Penguins are seen on an iceberg as scientists investigate the impact of climate change on Antarctica's penguin colonies, on the northern side of the Antarctic peninsula, Antarctica January 15, 2022. [Source: Reuters]
Rapidly melting Antarctic ice is dramatically slowing down the flow of water through the world’s oceans, and could have a disastrous impact on global climate, the marine food chain and even the stability of ice shelves, new research has found.
The “overturning circulation” of the oceans, driven by the movement of denser water towards the sea floor, helps deliver heat, carbon, oxygen and vital nutrients around the globe.
But deep ocean water flows from the Antarctic could decline by 40% by 2050, according to a study published on Wednesday in the journal Nature.
As temperatures rise, freshwater from Antarctica’s melting ice enters the ocean, reducing the salinity and density of the surface water and diminishing that downward flow to the sea’s bottom.
While past research has looked at what could happen to similar overturning circulation in the North Atlantic – the mechanism behind the doomsday scenario that would see Europe suffer from an Arctic blast as heat transport falters – less has been done on Antarctic bottom water circulation.
Scientists relied on around 35 million computing hours over two years to crank through a variety of models and simulations up to the middle of this century, finding deepwater circulation in the Antarctic could weaken at twice the rate of decline in the North Atlantic.

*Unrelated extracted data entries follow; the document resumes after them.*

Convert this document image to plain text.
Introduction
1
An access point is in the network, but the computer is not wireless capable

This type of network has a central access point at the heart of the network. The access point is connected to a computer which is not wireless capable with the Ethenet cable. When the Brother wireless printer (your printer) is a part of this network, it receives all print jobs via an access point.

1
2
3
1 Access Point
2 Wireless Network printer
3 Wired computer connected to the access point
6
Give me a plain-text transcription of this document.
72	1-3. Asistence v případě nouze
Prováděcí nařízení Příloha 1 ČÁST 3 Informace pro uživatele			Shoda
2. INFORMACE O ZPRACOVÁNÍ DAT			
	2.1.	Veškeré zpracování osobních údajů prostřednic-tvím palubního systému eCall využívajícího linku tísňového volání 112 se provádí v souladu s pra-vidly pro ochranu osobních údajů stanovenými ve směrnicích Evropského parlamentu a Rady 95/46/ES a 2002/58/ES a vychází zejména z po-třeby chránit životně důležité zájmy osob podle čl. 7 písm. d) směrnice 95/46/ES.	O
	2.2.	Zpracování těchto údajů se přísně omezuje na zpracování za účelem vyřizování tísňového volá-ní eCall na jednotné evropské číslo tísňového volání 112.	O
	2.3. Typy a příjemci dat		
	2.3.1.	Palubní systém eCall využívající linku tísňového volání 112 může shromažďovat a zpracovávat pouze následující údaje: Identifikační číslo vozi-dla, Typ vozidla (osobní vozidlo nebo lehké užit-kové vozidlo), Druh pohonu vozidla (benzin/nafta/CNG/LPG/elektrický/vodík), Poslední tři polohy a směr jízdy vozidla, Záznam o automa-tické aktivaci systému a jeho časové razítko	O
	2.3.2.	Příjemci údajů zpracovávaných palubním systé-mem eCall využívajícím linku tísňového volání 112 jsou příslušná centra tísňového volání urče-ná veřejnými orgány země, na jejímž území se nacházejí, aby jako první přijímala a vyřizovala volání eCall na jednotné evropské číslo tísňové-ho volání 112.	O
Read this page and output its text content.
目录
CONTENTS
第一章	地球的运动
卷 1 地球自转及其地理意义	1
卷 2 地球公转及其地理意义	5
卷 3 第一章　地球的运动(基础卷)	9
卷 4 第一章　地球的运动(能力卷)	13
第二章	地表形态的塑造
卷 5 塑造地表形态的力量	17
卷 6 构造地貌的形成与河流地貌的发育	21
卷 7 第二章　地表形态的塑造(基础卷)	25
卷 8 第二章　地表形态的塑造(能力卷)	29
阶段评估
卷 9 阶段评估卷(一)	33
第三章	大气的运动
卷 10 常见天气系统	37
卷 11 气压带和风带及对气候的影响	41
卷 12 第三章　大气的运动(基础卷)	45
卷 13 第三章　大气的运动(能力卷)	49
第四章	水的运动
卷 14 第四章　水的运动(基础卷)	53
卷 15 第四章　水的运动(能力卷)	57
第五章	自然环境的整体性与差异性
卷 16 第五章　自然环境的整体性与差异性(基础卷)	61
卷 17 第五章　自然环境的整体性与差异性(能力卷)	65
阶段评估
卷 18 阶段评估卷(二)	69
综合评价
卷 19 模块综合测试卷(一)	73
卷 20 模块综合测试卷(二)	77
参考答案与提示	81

The effect of meltwater on global ocean circulation has not yet been included in the complex models used by the IPCC to describe future climate change scenarios, but it is going to be considerable, England said.
Ocean overturning allows nutrients to rise up from the bottom, with the Southern Ocean supporting about three-quarters of global phytoplankton production, the base of the food chain, said a second study co-author, Steve Rintoul.
The study’s findings also suggest the ocean would not be able to absorb as much carbon dioxide as its upper layers become more stratified, leaving more CO2 in the atmosphere.
The study showed that warm water intrusions in the western Antarctican ice shelf would increase, but it did not look at how this might create a feedback effect and generate even more melting.